La vera sventura
24.
Tutti parlano di sventura, tutti l'hanno provata e credono di
conoscerne tutti i molteplici aspetti. Io vengo a dirvi che quasi tutti
si sbagliano e che la vera sventura non è per niente quella che gli
uomini, ossia gli sfortunati, suppongono. Essi la vedono nella miseria,
nel focolare spento, nel creditore impietoso, nella culla senza
l'angioletto che sorrideva, nelle lacrime, nel feretro che si segue a
capo scoperto e il cuore infranto, nell'angoscia del tradimento, nella
miseria dell'orgoglio che vorrebbe ammantarsi di porpora, ma che
nasconde appena la sua nudità sotto i cenci della vanità. Tutto ciò e
tante altre cose vengono chiamate sventura nel linguaggio umano. Sì, è
sventura per coloro che vedono solo il presente. Ma la vera disgrazia è
più nelle conseguenze di una cosa che nella cosa stessa.

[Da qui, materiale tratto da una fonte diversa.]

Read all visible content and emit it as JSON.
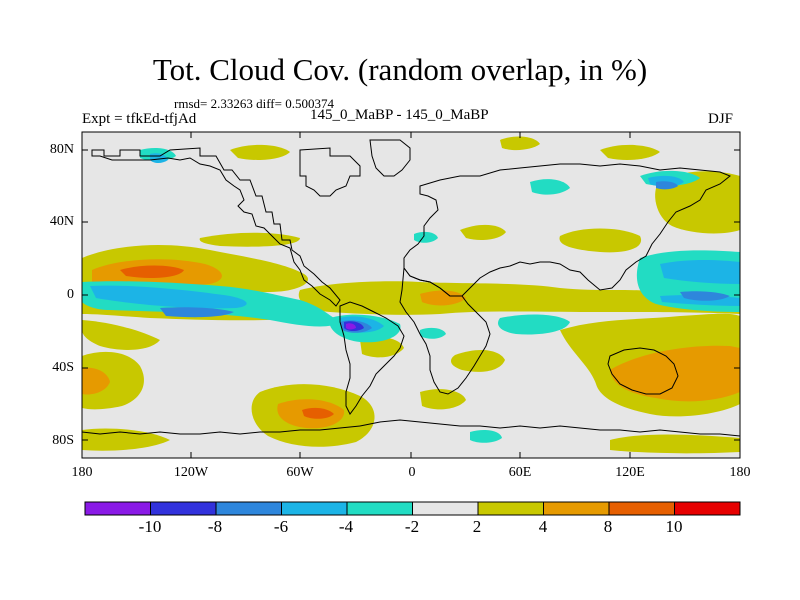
{
  "figure": {
    "title": "Tot. Cloud Cov. (random overlap, in %)",
    "stats_line": "rmsd= 2.33263 diff= 0.500374",
    "left_label": "Expt = tfkEd-tfjAd",
    "center_label": "145_0_MaBP - 145_0_MaBP",
    "right_label": "DJF"
  },
  "map": {
    "projection": "cylindrical equidistant",
    "lon_range": [
      -180,
      180
    ],
    "lat_range": [
      -90,
      90
    ],
    "lat_ticks": [
      "80N",
      "40N",
      "0",
      "40S",
      "80S"
    ],
    "lon_ticks": [
      "180",
      "120W",
      "60W",
      "0",
      "60E",
      "120E",
      "180"
    ],
    "ocean_background": "#e6e6e6"
  },
  "colorbar": {
    "labels": [
      "-10",
      "-8",
      "-6",
      "-4",
      "-2",
      "2",
      "4",
      "8",
      "10"
    ],
    "colors": [
      "#8a1ae6",
      "#3232dc",
      "#2e86dc",
      "#1cb4e6",
      "#22dcc3",
      "#e6e6e6",
      "#c8c800",
      "#e69a00",
      "#e65f00",
      "#e60000"
    ]
  }
}
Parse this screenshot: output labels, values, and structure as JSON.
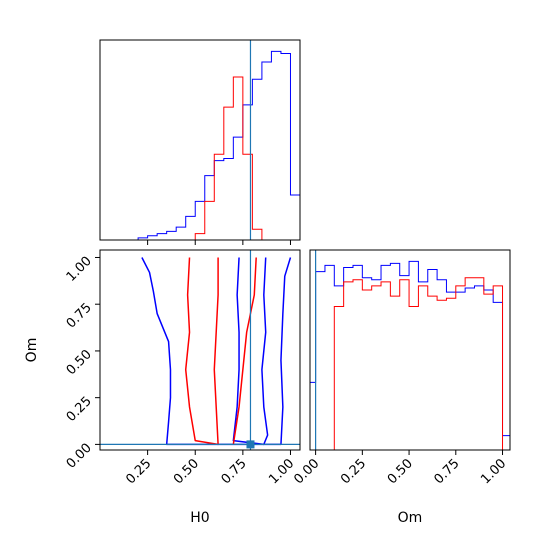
{
  "chart_data": [
    {
      "panel": "H0 marginal histogram",
      "type": "histogram",
      "x_param": "H0",
      "xlim": [
        0.0,
        1.05
      ],
      "truth_x": 0.79,
      "x_ticks": [
        0.25,
        0.5,
        0.75,
        1.0
      ],
      "bin_edges": [
        0.0,
        0.05,
        0.1,
        0.15,
        0.2,
        0.25,
        0.3,
        0.35,
        0.4,
        0.45,
        0.5,
        0.55,
        0.6,
        0.65,
        0.7,
        0.75,
        0.8,
        0.85,
        0.9,
        0.95,
        1.0,
        1.05
      ],
      "series": [
        {
          "color": "#0000ff",
          "values": [
            0,
            0,
            0,
            0,
            1,
            2,
            3,
            4,
            6,
            11,
            18,
            30,
            37,
            38,
            48,
            63,
            75,
            83,
            88,
            87,
            21
          ]
        },
        {
          "color": "#ff0000",
          "values": [
            0,
            0,
            0,
            0,
            0,
            0,
            0,
            0,
            0,
            0,
            3,
            18,
            40,
            62,
            76,
            40,
            5,
            0,
            0,
            0,
            0
          ]
        }
      ]
    },
    {
      "panel": "H0 vs Om contours",
      "type": "contour",
      "x_param": "H0",
      "y_param": "Om",
      "xlim": [
        0.0,
        1.05
      ],
      "ylim": [
        -0.03,
        1.04
      ],
      "xlabel": "H0",
      "ylabel": "Om",
      "x_ticks": [
        0.25,
        0.5,
        0.75,
        1.0
      ],
      "y_ticks": [
        0.0,
        0.25,
        0.5,
        0.75,
        1.0
      ],
      "truth": {
        "x": 0.79,
        "y": 0.0
      },
      "contours": [
        {
          "color": "#0000ff",
          "level": "outer",
          "points": [
            [
              0.22,
              1.0
            ],
            [
              0.26,
              0.92
            ],
            [
              0.28,
              0.82
            ],
            [
              0.3,
              0.7
            ],
            [
              0.36,
              0.55
            ],
            [
              0.37,
              0.4
            ],
            [
              0.37,
              0.25
            ],
            [
              0.36,
              0.12
            ],
            [
              0.35,
              0.0
            ],
            [
              0.95,
              0.0
            ],
            [
              0.96,
              0.2
            ],
            [
              0.95,
              0.45
            ],
            [
              0.96,
              0.7
            ],
            [
              0.97,
              0.9
            ],
            [
              1.0,
              1.0
            ]
          ]
        },
        {
          "color": "#0000ff",
          "level": "inner",
          "points": [
            [
              0.87,
              1.0
            ],
            [
              0.86,
              0.8
            ],
            [
              0.87,
              0.6
            ],
            [
              0.85,
              0.4
            ],
            [
              0.86,
              0.2
            ],
            [
              0.88,
              0.05
            ],
            [
              0.86,
              0.0
            ],
            [
              0.7,
              0.02
            ],
            [
              0.72,
              0.2
            ],
            [
              0.73,
              0.4
            ],
            [
              0.73,
              0.6
            ],
            [
              0.72,
              0.8
            ],
            [
              0.73,
              1.0
            ]
          ]
        },
        {
          "color": "#ff0000",
          "level": "outer",
          "points": [
            [
              0.47,
              1.0
            ],
            [
              0.46,
              0.8
            ],
            [
              0.47,
              0.6
            ],
            [
              0.45,
              0.4
            ],
            [
              0.47,
              0.2
            ],
            [
              0.5,
              0.02
            ],
            [
              0.62,
              0.0
            ],
            [
              0.61,
              0.2
            ],
            [
              0.6,
              0.4
            ],
            [
              0.61,
              0.6
            ],
            [
              0.62,
              0.8
            ],
            [
              0.62,
              1.0
            ]
          ]
        },
        {
          "color": "#ff0000",
          "level": "inner",
          "points": [
            [
              0.82,
              1.0
            ],
            [
              0.81,
              0.8
            ],
            [
              0.77,
              0.6
            ],
            [
              0.75,
              0.4
            ],
            [
              0.73,
              0.2
            ],
            [
              0.7,
              0.0
            ]
          ]
        }
      ]
    },
    {
      "panel": "Om marginal histogram",
      "type": "histogram",
      "x_param": "Om",
      "xlim": [
        -0.03,
        1.04
      ],
      "xlabel": "Om",
      "truth_x": 0.0,
      "x_ticks": [
        0.0,
        0.25,
        0.5,
        0.75,
        1.0
      ],
      "bin_edges": [
        -0.03,
        0.0,
        0.05,
        0.1,
        0.15,
        0.2,
        0.25,
        0.3,
        0.35,
        0.4,
        0.45,
        0.5,
        0.55,
        0.6,
        0.65,
        0.7,
        0.75,
        0.8,
        0.85,
        0.9,
        0.95,
        1.0,
        1.04
      ],
      "series": [
        {
          "color": "#0000ff",
          "values": [
            33,
            87,
            90,
            80,
            89,
            90,
            84,
            83,
            90,
            91,
            85,
            92,
            82,
            88,
            83,
            77,
            77,
            79,
            80,
            78,
            72,
            7
          ]
        },
        {
          "color": "#ff0000",
          "values": [
            0,
            0,
            0,
            70,
            82,
            83,
            78,
            80,
            82,
            75,
            83,
            70,
            80,
            75,
            73,
            74,
            80,
            84,
            84,
            76,
            80,
            0
          ]
        }
      ]
    }
  ]
}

Ditemi voi se l'avvenimento sul momento felicissimo, ma che abbia poi
conseguenze funeste, non è in realtà più infelice di quello che in un
primo tempo causa una viva contrarietà, ma finisce poi col produrre del
bene. Ditemi voi se l'uragano che si abbatte sui vostri alberi, ma che
bonifica l'aria dissipando i miasmi insalubri che avrebbero causato la
morte, non è piuttosto una fortuna che una sventura.
Per
giudicare una cosa bisogna dunque valutarne le conseguenze. Così, per
apprezzare ciò che è realmente fortuna o sfortuna per l'uomo, bisogna
trasferirsi oltre questa vita, perché è là che le conseguenze si fanno
sentire. Ora, tutto ciò che si chiama sfortuna secondo una vista corta,
finisce con la vita e trova il suo compenso nella vita futura.
Vi rivelerò ora la sventura sotto un nuovo aspetto, sotto l'aspetto
bello e fiorito che voi accettate e desiderate con tutte le forze della
vostra anima ingannata. La sventura è l'allegria, il piacere, lo
scalpore, la vana agitazione. È la folle soddisfazione della vanità, che
fa tacere la coscienza, che inibisce l'azione del pensiero, che
stordisce l'uomo, che crea confusione riguardo al suo futuro. La
sventura è l'oppio della dimenticanza che voi invocate a gran voce.
Sperate, o voi che piangete! Tremate, o voi che ridete perché il
vostro corpo è soddisfatto! Non si inganna Dio. Non si schiva il
destino. E le prove, creditrici più impietose di un gruppo di rivoltosi
scatenati dalla miseria, spiano il vostro riposo ingannatore per farvi
piombare improvvisamente nell'agonia della vera sventura, quella che
sorprende l'anima infiacchita dall'indifferenza e dall'egoismo.
Che lo Spiritismo vi illumini dunque e riporti alla loro vera luce
verità ed errori, così stranamente svisati dalla vostra cecità! Allora
voi agirete come dei bravi soldati che, lungi dal fuggire il pericolo,
preferiscono la lotta dei combattimenti rischiosi alla pace che non può
dare loro né gloria né avanzamento. Che importa al soldato perdere nella
mischia le sue armi, l'equipaggiamento e la divisa, se ne esce
vincitore e con gloria? Che importa a colui che ha fede nell'avvenire
lasciare sul campo di battaglia della vita la sua fortuna e il suo
mantello di carne, se la sua anima entra radiosa nel Regno Celeste?